Each character is interesting. You get hooked onto them immediately and would want to learn more about them as soon as possible. Chelsea, who has just been dumped by her boyfriend, is a driven academic. She does not have friends and finds it difficult to fit in. She exhibits a tough exterior and is initially judgmental, but soon softens as she gets to know her new friends.
Claire is the caring, loveable sister who would go to any lengths to make everyone happy. Grant, Claire's ex-boyfriend, is the distractingly handsome personal trainer who owns a gym and is a bit dumb on the uptake. Solana is a former lawyer-turned-healer who indulges in healthy eating, yoga, tarot readings and positive vibes. She often breaks into "Namaste" or drops "Vishnu" into her conversation.
Jayden, or Jay, is a social media influencer who also happens to be gay.
There are ten episodes, each ranging from 21 to 26 minutes each.

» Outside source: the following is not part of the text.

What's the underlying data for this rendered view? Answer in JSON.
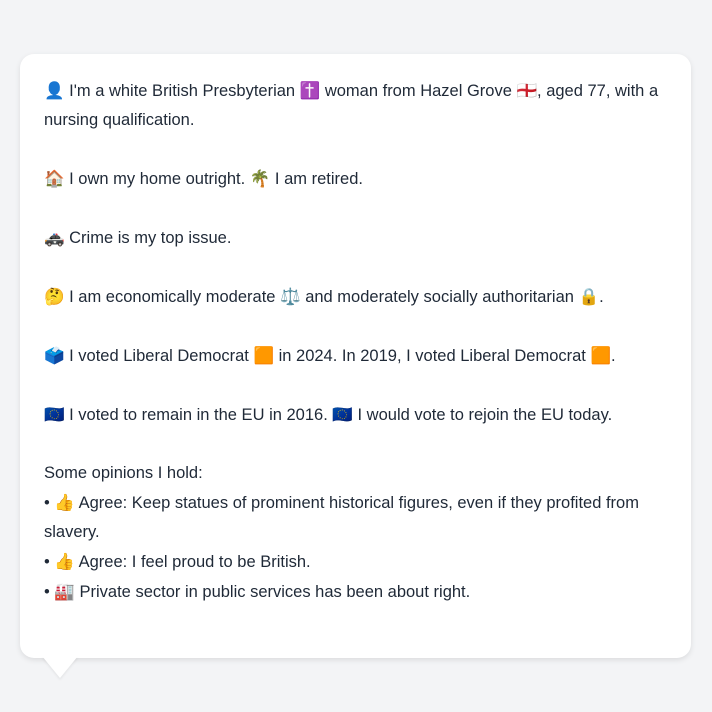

And each episode feels like there's a very good show trapped inside, with talented performers who have a distinctive comic voice, but first, it has to move beyond its staid premise and poorly chosen title to figure out how best to harness all the talent involved.
Yes, the series revolves around nuances of everyday life and the ever-evolving friendship in a group of non-confrontational but dissimilar people. Apart from being divergent, they have very much less in common. In each episode, a character evolves only to end the entire episode in a ball of love.
For instance, in one of the episodes, Jayden takes Claire to a gay party where he finds it hard to explain the gay puns and jargon. He later breaks down, explaining his situation. Claire understands his predicament and embraces him wholeheartedly. Similarly, when Chelsea lies to Margot, an acquaintance, about signing a publishing deal, the quartet rally behind Chelsea to keep up the charade.
The final episode, which ends in a cliffhanger, displays an overdose of love that could hinge on conflict. Looking forward to the second season soon.